On this weekend I repotted the two bulbous plants which are not hardy here (at least in pot). They usually overwinter in their pot in the cellar, in dry conditions. In early spring I repot them, water and wait for the new shoots to water again. After the repotting they are placed in the more luminous but cool staircase until May when they take up their places on the balcony.
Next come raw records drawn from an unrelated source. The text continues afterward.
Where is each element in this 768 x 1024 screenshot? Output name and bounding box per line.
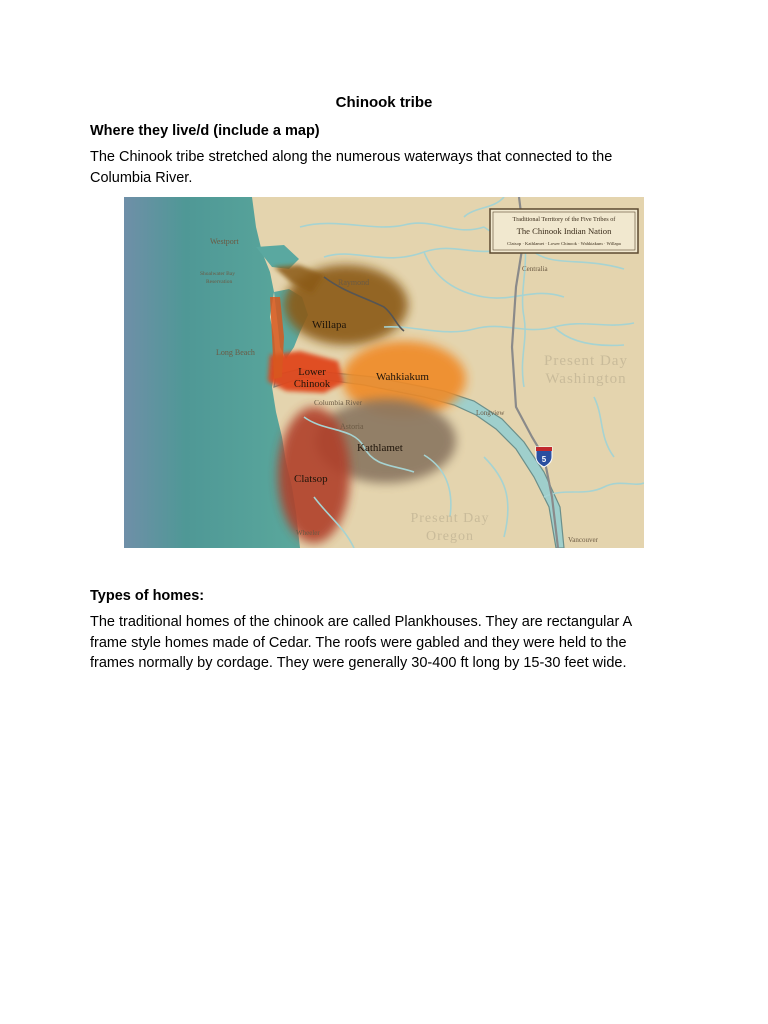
place-centralia: Centralia xyxy=(522,265,548,273)
state-label-wa-2: Washington xyxy=(545,371,627,387)
interstate-shield-number: 5 xyxy=(541,455,547,464)
place-westport: Westport xyxy=(210,237,239,246)
place-raymond: Raymond xyxy=(338,278,370,287)
tribe-label-wahkiakum: Wahkiakum xyxy=(376,371,429,383)
section-heading-location: Where they live/d (include a map) xyxy=(90,123,320,139)
chinook-territory-map xyxy=(124,197,644,548)
place-shoalwater-1: Shoalwater Bay xyxy=(200,271,235,277)
place-wheeler: Wheeler xyxy=(296,529,320,537)
legend-line-2: The Chinook Indian Nation xyxy=(516,226,612,236)
place-astoria: Astoria xyxy=(340,422,364,431)
tribe-label-lower-chinook-1: Lower xyxy=(298,367,326,378)
map-legend xyxy=(490,209,638,253)
legend-line-3: Clatsop · Kathlamet · Lower Chinook · Wahkiakum · Willapa xyxy=(507,241,621,246)
section-text-location: The Chinook tribe stretched along the numerous waterways that connected to the Columbia River. xyxy=(90,149,613,186)
section-text-homes: The traditional homes of the chinook are called Plankhouses. They are rectangular A frame style homes made of Cedar. The roofs were gabled and they were held to the frames normally by cordage. They were generally 30-400 ft long by 15-30 feet wide. xyxy=(90,614,632,671)
place-long-beach: Long Beach xyxy=(216,348,255,357)
tribe-label-kathlamet: Kathlamet xyxy=(357,442,403,454)
state-label-wa-1: Present Day xyxy=(544,353,628,369)
document-title: Chinook tribe xyxy=(335,94,433,111)
tribe-label-willapa: Willapa xyxy=(312,319,347,331)
place-columbia-river: Columbia River xyxy=(314,398,363,407)
state-label-or-2: Oregon xyxy=(426,529,474,544)
place-vancouver: Vancouver xyxy=(568,536,598,544)
state-label-or-1: Present Day xyxy=(410,511,490,526)
legend-line-1: Traditional Territory of the Five Tribes of xyxy=(512,216,616,223)
tribe-label-clatsop: Clatsop xyxy=(294,473,328,485)
tribe-label-lower-chinook-2: Chinook xyxy=(293,379,331,390)
place-longview: Longview xyxy=(476,409,505,417)
section-heading-homes: Types of homes: xyxy=(90,588,205,604)
place-shoalwater-2: Reservation xyxy=(206,279,233,285)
The truth is that I make every year another potting mix, because I don't like to tear about for ingredients so I mix it from what I have at home. Important is to contain some nutrients and to have good drainage. This year's potting compost: 
  • 1 part humus bought from nursery
  • 1 part ready made, peat based, "general" potting compost also from nursery + some old compost
  • 2 parts perlite


Habranthus robustus

Two years ago I've got 5 bulbs from a kind old lady also living in this house. Alas, she is so kind that she waters sometimes the bulb pot in the cellar during the winter. So the bulbs cannot really go dormant, they have some green shoots all the winter. I am not happy with this, because the repotting is more difficult and I think this is the reason why the bulbs do not flower as abundantly as they should.  
She's bulbs are in a more shallow window box and the compost not covered with grit as mine, so she gives them water for the compost not to dry out completely. I told her already two times to leave alone my pot but it was to no effect :)
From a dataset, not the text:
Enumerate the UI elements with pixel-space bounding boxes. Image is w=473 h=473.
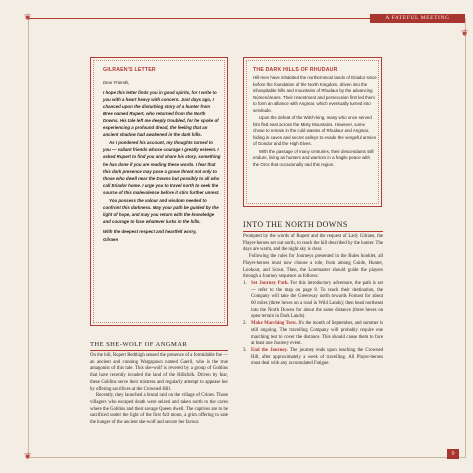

From the 5 flowering sized bulbs I have already 10 and also many little new bulbs (on the left picture).


Nerine bowdenii

This plant comes from our Vera Csapody Hardy Plant Society. I've got two not flowering sized (min 12 cm circumference) bulbs last spring. Now I have 2 flowering sized and 3 little bulbs with healty roots.

There is an interesting point with the Nerine. In Hungary it is not really hardy, Hungarian books say that it must be planted deep to overwinter safely. BUT, I've read some English opinions that it will not flower when planted deep in the soil, and that the upper 1/3 part of the bulb must be out of compost just like Amaryllis, because it needs much air. As I grow it in pot and put it inside for winter, I follow this latter method and we will see. The upper 1/3 part is covered only with grit.

I always cover the compost in every pot with grit or pine bark. It depends on what passes more for the plant in question. It looks nicer than bold compost and is drying out more slowly. And it is also easier to water. The weeds come out anyway, covered or not. Mosses we don't quite have at our balcony, it is too hot and dry for them.